Failing public schools

You might think that I’m going to be talking about the (somewhat) recent cheating scandals plaguing schools around the country. Sorry to disappoint. What I’m more interested in is discussing why there is such a large achievement gap between public schools and private schools. We often read about how the public school system in this country is a mess. We thus have various national initiatives to try to help improve public schools, whether it be No Child Left Behind, or Race to the Top, or whatever. In any case, a lot of work has to be done on the public school system. For example, in New York City, less than half of students met the English standards. Compare this with New York City private schools, many of which are so successful that the state doesn’t even bother to test their students, as their curricula significantly surpass those of the state tests.

I think that a large factor in determining the quality of the public schools is how much the general public (including those with more resources to invest in education) actually are willing to contribute. If the wealthier students are all opting out and going to private school, then the money that these students could have been spending on the public school system is lost. Moreover, since students from a wealthier background will probably have a home environment more conducive to studying (after all, if the parents want to send them to private school, it shows a commitment to their children’s education), there will likely be, on average, more of an atmosphere at school as well of academic seriousness. In short, having the students from more affluent backgrounds attend the public schools would probably improve their quality by quite a bit.

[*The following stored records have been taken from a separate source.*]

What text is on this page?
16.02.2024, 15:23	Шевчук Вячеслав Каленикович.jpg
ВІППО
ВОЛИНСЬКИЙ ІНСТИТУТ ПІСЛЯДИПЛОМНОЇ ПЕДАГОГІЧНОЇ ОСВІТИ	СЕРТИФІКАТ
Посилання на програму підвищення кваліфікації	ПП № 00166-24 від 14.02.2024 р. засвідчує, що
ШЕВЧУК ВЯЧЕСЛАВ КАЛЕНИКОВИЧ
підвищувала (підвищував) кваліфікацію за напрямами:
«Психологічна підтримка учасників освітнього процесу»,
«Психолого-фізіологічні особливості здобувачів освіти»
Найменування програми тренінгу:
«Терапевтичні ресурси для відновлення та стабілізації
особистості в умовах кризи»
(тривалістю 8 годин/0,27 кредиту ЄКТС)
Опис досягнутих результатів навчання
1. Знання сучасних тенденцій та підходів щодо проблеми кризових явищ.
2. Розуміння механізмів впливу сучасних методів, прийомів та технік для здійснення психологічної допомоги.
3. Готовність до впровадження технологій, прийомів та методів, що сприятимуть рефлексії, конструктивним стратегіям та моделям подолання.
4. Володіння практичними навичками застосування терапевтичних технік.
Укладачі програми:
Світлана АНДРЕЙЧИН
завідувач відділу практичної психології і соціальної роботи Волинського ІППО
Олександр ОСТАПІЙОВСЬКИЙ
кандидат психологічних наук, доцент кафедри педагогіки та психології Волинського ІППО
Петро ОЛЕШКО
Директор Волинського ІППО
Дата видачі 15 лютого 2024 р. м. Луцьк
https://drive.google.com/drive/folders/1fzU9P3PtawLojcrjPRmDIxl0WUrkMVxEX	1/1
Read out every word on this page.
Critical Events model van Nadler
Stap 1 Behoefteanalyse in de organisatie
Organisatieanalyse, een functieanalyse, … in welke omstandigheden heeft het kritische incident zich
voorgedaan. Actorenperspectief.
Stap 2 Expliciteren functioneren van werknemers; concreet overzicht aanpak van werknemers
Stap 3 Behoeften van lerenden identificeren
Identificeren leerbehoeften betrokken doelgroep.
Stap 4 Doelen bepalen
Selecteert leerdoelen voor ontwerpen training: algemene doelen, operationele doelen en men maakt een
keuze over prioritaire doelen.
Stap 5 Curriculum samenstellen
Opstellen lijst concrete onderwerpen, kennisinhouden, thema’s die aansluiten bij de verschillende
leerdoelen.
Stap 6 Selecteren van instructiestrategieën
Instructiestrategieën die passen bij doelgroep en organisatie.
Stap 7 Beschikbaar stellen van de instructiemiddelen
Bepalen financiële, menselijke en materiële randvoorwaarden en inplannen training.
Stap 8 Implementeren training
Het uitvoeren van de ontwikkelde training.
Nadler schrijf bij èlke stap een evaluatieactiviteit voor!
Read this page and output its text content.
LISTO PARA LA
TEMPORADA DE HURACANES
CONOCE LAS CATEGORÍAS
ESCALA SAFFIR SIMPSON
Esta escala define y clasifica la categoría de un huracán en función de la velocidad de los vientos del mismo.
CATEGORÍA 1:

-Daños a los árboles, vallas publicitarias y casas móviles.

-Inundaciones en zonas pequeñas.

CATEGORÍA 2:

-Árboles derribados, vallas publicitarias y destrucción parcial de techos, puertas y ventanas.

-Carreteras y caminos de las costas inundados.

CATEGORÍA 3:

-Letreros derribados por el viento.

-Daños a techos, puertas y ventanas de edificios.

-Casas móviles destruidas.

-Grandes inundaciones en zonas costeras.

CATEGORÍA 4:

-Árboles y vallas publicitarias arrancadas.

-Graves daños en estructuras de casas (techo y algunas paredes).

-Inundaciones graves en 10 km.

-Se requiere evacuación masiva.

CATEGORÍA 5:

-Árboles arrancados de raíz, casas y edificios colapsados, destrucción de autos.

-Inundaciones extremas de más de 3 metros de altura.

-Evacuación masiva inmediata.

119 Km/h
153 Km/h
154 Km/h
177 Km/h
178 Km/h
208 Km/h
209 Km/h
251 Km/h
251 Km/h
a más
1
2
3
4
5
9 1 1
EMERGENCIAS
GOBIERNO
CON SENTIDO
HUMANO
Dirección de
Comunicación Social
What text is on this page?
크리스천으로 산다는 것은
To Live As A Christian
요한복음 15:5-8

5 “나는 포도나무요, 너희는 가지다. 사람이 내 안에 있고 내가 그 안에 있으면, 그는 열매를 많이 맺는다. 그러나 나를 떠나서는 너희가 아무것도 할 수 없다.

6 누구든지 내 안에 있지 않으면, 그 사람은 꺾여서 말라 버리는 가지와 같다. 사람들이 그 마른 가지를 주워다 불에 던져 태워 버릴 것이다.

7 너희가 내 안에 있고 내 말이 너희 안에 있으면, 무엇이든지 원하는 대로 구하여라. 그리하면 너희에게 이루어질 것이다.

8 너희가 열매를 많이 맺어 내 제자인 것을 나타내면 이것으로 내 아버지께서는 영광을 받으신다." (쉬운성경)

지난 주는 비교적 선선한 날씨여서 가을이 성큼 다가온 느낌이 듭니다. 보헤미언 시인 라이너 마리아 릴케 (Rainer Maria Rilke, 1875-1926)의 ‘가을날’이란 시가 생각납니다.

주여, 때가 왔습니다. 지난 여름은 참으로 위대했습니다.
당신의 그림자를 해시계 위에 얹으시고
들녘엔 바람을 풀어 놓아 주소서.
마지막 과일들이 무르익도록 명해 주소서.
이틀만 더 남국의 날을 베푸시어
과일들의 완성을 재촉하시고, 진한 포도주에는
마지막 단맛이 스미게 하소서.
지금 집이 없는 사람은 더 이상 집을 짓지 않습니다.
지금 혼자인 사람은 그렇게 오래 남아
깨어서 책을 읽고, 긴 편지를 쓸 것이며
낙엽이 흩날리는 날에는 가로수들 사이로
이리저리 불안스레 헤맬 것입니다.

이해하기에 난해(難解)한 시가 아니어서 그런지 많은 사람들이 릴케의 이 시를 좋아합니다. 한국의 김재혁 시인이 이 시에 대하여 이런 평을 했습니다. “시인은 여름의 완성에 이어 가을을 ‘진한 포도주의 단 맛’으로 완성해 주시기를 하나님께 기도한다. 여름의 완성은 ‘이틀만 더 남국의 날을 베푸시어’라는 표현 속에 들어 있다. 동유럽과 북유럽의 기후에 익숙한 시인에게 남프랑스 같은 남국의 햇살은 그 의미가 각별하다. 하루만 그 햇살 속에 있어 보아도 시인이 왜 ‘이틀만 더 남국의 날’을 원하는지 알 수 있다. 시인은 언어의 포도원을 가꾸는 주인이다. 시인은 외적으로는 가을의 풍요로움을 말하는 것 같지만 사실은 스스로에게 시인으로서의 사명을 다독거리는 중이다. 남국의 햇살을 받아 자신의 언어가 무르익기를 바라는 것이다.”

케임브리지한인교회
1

Obviously, things are not so simple to fix – the families whose kids go to private school prefer this option, and are free to choose to pursue it. To illustrate the dynamic of sending children to private schools, we have to consider the incentives of the wealthier families. To simplify things, we reduce the number of agents to two (it makes it easier to see the rationale). We’ll call them the Smiths and the Joneses. As it stands now, their kids are mostly going to private schools, so the equilibrium we are in has both the Smiths and the Joneses choosing this option. The question is, is this the only equilibrium?

Smiths\Joneses Public Private
Public (A,A) (L,H)
Private (H,L) (B,B)

For the aforementioned equilibrium to hold, we require that B>L. Note that I don’t set H=B (though it might be), since it’s possible that private schools aren’t quite as good if there are not as many wealthy people attending; for example, they have the same fixed costs to pay for on less income from tuition, which may make it more difficult to maintain a higher quality.

We can say some more things about this. Given that schools are worse off when the wealthier students leave, we would expect this trend to hold even when only some of them leave. Thus we can stipulate that L<H. This means that everything comes down to H – if it is higher than $A$, then the families have a dominant strategy to send their kids to private school. But if not, then (Public, Public) is also an equilibrium. Thus it might be possible to “shock” the system to get the parents to send their kids to public school instead. I’m no education policy expert, so I don’t have any suggestions as to how to execute this, or whether it’s even desirable: perhaps we just want to pour our efforts into our students with the best chance of succeeding. But it’s a thought worth considering.

Note: This post was originally written in 2011, which is why the references are a little bit out of date, but the point is still valid.